L’Ici più alta per colpa della Finanziaria di Berlusconi. L’Ici più alta per colpa dei dipendenti comunali che guadagnano di più. «Ma stiamo veramente scherzando»? A chiederselo, oltre ai cittadini genovesi, sono i Cobas, l’ala dura del sindacato. Che aggiungono: «In quasi 9 anni di amministrazione Pericu a quanti milioni di euro ammontano le consulenze di questa amministrazione? E inoltre: quale è stata la somma spesa per i viaggi e le spese di rappresentanza in occasione di Genova 2004 capitale della Cultura? Fuori le cifre». Un attacco che arriva da fonte insospettabile, da chi certo nonpuò essere tacciato di simpatie filogovernative.

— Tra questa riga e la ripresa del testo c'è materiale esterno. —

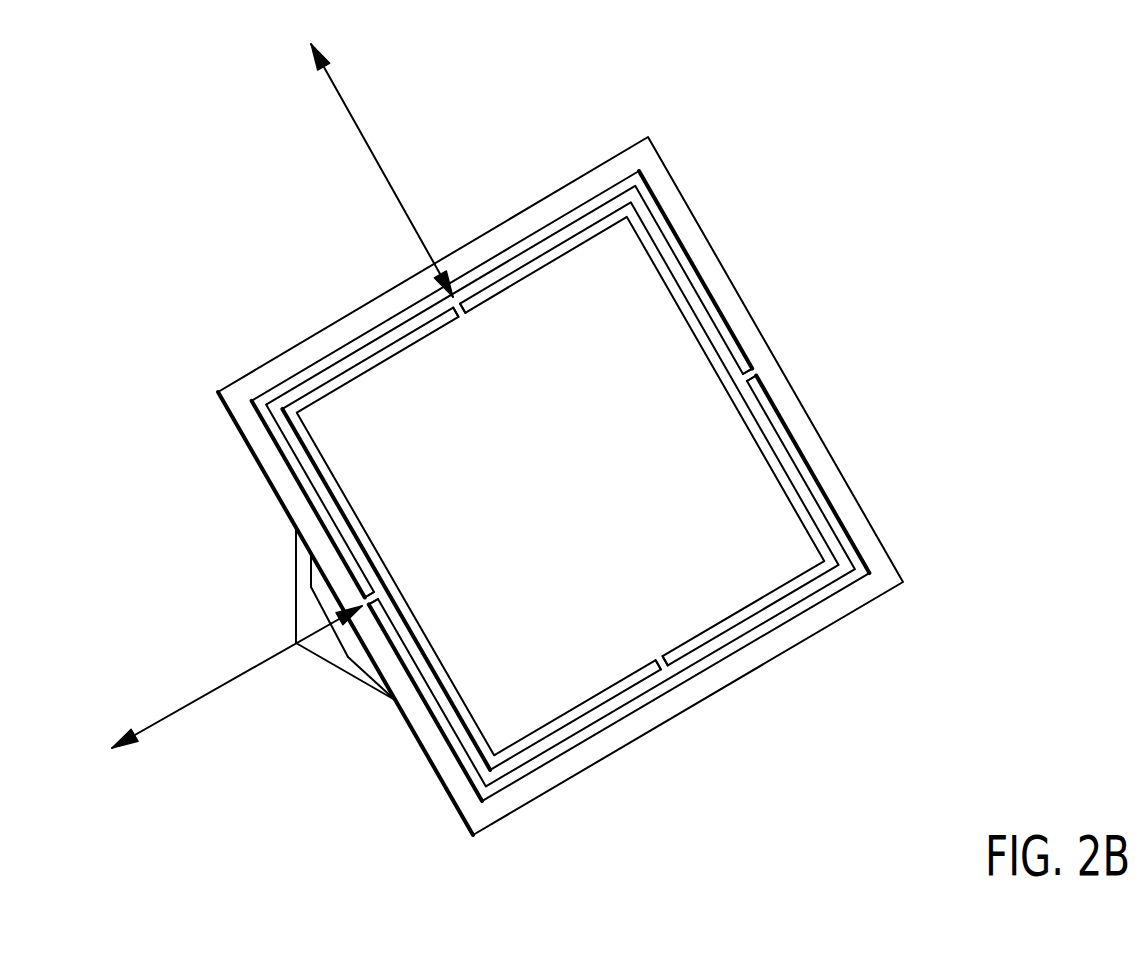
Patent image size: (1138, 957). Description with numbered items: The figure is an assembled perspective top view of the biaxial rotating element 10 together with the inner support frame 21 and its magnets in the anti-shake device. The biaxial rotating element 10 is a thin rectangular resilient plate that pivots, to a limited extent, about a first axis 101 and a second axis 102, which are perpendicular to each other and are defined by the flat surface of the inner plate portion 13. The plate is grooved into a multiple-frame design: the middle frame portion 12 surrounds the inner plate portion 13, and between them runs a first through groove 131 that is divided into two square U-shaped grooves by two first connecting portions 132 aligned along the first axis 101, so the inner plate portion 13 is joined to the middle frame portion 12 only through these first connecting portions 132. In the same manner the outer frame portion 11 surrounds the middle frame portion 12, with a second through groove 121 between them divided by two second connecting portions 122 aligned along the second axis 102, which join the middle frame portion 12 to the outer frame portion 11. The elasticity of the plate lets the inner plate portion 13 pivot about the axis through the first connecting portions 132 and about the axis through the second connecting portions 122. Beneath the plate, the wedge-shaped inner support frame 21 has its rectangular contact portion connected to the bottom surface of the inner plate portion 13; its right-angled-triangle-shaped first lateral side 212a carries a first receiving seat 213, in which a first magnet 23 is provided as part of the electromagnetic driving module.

The biaxial rotating element 10 is at (564, 450).
The outer frame portion 11 is at (858, 602).
The middle frame portion 12 is at (578, 497).
The second through groove 121 is at (483, 270).
The second connecting portion 122 is at (750, 375).
The inner plate portion 13 is at (569, 459).
The first through groove 131 is at (531, 268).
The first connecting portion 132 is at (453, 313).
The inner support frame 21 is at (251, 624).
The first lateral side 212a is at (311, 588).
The first receiving seat 213 is at (311, 557).
The first magnet 23 is at (323, 597).
The first axis 101 is at (342, 101).
The second axis 102 is at (184, 708).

E che mette a nudo i conti di Tursi, dimostrando come la scelta della maggioranza in Comune di far impennare le aliquote Ici sia «del tutto ingiusta» perché porterà «aumenti pesantissimi, anche di oltre il 35 per cento nelle zone più popolari». Una stangata della sinistra ai danni dei ceti più deboli, tradotto in slogan neppure troppo semplificato.

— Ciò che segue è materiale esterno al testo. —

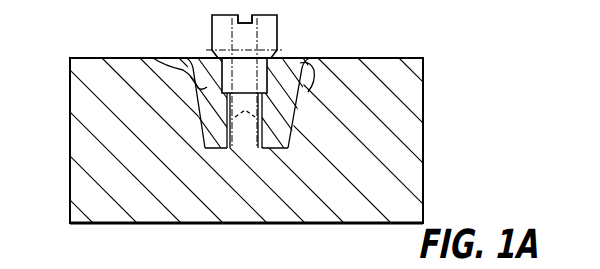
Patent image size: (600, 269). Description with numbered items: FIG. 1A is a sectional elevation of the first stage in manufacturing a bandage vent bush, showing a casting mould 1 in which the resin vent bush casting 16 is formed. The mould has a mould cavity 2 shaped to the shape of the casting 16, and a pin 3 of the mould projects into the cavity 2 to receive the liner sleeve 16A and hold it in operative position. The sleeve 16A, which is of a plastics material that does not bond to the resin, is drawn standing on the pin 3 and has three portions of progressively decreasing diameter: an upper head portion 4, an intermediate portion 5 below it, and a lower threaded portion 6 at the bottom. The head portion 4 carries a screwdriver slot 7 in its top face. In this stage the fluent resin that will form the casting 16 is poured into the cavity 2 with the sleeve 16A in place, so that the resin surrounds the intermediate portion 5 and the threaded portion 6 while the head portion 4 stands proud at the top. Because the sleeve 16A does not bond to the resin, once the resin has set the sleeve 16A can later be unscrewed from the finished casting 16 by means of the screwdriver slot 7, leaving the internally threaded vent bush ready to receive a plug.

The casting mould 1 is at (393, 157).
The mould cavity 2 is at (197, 113).
The pin 3 is at (242, 128).
The head portion 4 is at (212, 36).
The intermediate portion 5 is at (268, 83).
The lower threaded portion 6 is at (282, 141).
The screwdriver slot 7 is at (256, 19).
The casting 16 is at (157, 60).
The liner sleeve 16A is at (277, 40).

I Cobas smascherano la giunta anche quando dice che dei 46 milioni che mancano nelle casse 26 derivano dai tagli della Finanziaria e 20 dagli aumenti di gasolio e stipendi dei dipendenti comunali. «Ma di quali aumenti contrattuali si straparla? - attaccano i delagti delle rappresentanze sindacali unitarie del Comune -. Il rinnovo contrattuale è in ritardo di due anni. Sta scadendo anche questo secondo biennio senza che siano stati neppure convocati i sindacati per iniziare la contrattazione». Un altro passaggio che taglia le gambe alle scuse del Comune? «Giusto un anno fa, quindi molto prima che la Finanziaria del “cattivo” Berlusconi decidesse nel medesimo senso, la giunta decise, dopo l’insorgere della Curia genovese, di esonerare dal pagamento dell’Ici gli istitui religiosi anche per i locali di proprietà ad uso commerciale».
Se l’affondo dei Cobas toglie ogni possibile alibi a chi vuole scaricare tutta la colpa dei rincari voluti dal Comune sul governo, da Savona arrivano altre stilettate. «La gioia del trionfo savonese per aver ottenuto il primo posto nazionale è durata il breve spazio di una giornata - affonda Vito Cafueri, consigliere alla IV circoscrizione savonese -. Dopo sole 24 ore leggo che Genova ha elevato l’aliquota dal 5.8 al 6.2 per mille. Non credo al sindaco Giuseppe Pericu che dice che sono stati costretti per far quadrare i conti. Si è in me maturata la convinzione, forse errata, che Genova ci sia rimasta male non tanto per il fatto di essere stata battuta da province quali Roma e Bologna, ma per il fatto che una provincia ligure l’abbia superata».